Blyth Buys Walter Drake

Home decor and home fragrance manufacturer Blyth on Jan. 29 announced it had acquired $80 million low-end housewares cataloger Walter Drake for $53 million. This is Greenwich, CT-based Blyth’s second catalog acquisition in less than a year; it had bought Drake competitor Miles Kimball last April.

Blyth doesn’t plan to merge the titles, however, in part because Miles Kimball, which sells greeting cards and gifts as well as housewares, is a more seasonal business than Walter Drake. But Walter Drake and its companion title, The Home Marketplace, will become a division of Miles Kimball, and Blyth will integrate nearly all of Drake’s fulfillment, warehousing, personalization services, database management, and administration into Kimball’s Oshkosh, WI, and Las Vegas facilities during the next few months.

As a result, Blyth will lay off up to 300 of Drake’s 325 employees. The remaining employees will remain in Drake’s Colorado Springs, CO, merchandising and marketing headquarters. Blyth spokesperson Tyler Schuessler would not comment on the future of Drake president Jon Medved, who didn’t return calls at press time. Both catalog businesses, which total $200 million in annual sales, will be run by Miles Kimball president/CEO Mike Muoio, who is also operational president of Blyth’s catalog and Internet distribution channels.

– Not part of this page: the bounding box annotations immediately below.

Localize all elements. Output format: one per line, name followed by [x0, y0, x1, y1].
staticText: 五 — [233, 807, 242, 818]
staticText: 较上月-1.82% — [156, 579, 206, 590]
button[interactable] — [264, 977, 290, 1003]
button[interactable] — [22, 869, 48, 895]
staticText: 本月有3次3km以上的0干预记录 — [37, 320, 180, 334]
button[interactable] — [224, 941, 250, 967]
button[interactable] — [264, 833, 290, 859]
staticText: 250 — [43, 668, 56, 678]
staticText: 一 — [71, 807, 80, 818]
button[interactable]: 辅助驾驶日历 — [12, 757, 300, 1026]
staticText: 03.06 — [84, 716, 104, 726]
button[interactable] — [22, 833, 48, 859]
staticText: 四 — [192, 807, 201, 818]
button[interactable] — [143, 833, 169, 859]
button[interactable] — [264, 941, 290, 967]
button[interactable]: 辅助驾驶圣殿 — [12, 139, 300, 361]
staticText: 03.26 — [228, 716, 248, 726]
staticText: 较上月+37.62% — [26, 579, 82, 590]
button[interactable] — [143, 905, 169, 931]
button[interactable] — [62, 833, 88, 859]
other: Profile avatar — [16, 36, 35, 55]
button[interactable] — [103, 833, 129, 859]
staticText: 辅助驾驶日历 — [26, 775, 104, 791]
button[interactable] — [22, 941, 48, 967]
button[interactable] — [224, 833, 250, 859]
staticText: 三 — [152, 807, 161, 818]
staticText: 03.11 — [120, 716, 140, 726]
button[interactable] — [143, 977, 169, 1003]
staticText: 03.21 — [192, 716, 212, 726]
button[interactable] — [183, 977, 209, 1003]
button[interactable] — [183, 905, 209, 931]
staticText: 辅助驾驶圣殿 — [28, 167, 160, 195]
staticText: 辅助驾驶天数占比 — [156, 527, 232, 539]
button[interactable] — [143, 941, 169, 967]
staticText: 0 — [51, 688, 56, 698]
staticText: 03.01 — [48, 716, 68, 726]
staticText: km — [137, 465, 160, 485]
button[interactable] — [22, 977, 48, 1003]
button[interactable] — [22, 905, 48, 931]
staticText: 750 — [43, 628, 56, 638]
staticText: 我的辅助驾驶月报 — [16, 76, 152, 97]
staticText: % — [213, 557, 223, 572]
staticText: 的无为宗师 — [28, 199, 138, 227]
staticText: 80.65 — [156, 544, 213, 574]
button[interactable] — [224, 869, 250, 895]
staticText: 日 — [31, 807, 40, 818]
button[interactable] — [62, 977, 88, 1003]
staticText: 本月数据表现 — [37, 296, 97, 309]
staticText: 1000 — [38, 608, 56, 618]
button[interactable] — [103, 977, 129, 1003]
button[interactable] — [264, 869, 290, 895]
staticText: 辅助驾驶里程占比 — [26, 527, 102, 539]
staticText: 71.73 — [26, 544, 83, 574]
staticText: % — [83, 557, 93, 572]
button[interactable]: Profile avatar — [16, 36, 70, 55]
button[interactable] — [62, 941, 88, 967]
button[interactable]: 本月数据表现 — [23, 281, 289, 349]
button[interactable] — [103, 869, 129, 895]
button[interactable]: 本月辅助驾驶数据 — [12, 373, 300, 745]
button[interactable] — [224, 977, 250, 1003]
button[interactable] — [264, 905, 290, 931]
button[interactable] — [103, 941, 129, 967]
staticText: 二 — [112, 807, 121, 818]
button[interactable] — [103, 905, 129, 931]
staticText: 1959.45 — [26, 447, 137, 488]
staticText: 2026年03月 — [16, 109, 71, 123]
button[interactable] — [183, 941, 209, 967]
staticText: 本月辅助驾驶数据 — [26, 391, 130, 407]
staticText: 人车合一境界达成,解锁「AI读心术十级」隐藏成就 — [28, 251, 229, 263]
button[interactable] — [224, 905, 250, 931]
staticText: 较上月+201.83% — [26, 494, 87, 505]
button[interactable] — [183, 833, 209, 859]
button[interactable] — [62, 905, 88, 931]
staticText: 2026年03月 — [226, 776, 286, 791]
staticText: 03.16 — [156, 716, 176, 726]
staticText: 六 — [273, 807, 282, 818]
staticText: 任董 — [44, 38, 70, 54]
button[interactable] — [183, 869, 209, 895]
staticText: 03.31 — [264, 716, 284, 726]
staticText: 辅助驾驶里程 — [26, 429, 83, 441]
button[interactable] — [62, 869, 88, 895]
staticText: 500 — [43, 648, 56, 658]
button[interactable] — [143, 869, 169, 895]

Blyth is a $1.5 billion manufacturer/marketer of candles and home fragrance products, half of which are sold through exclusively Tupperware-type direct sales parties. The company’s nonexclusive home and garden decor and gift products are sold through its Midwest wholesale distribution division; some of those items appear in the Miles Kimball and Walter Drake catalogs. Schuessler says that expanding its distribution in the catalogs “is clearly an opportunity” Blyth will pursue.

Blyth also has the opportunity to combine the databases of the two catalogs, since both serve primarily women ages 55-65 with an average household income of $40,000 and up. Nevertheless, says Schuessler, the two books’ actual customer lists don’t have that much overlap.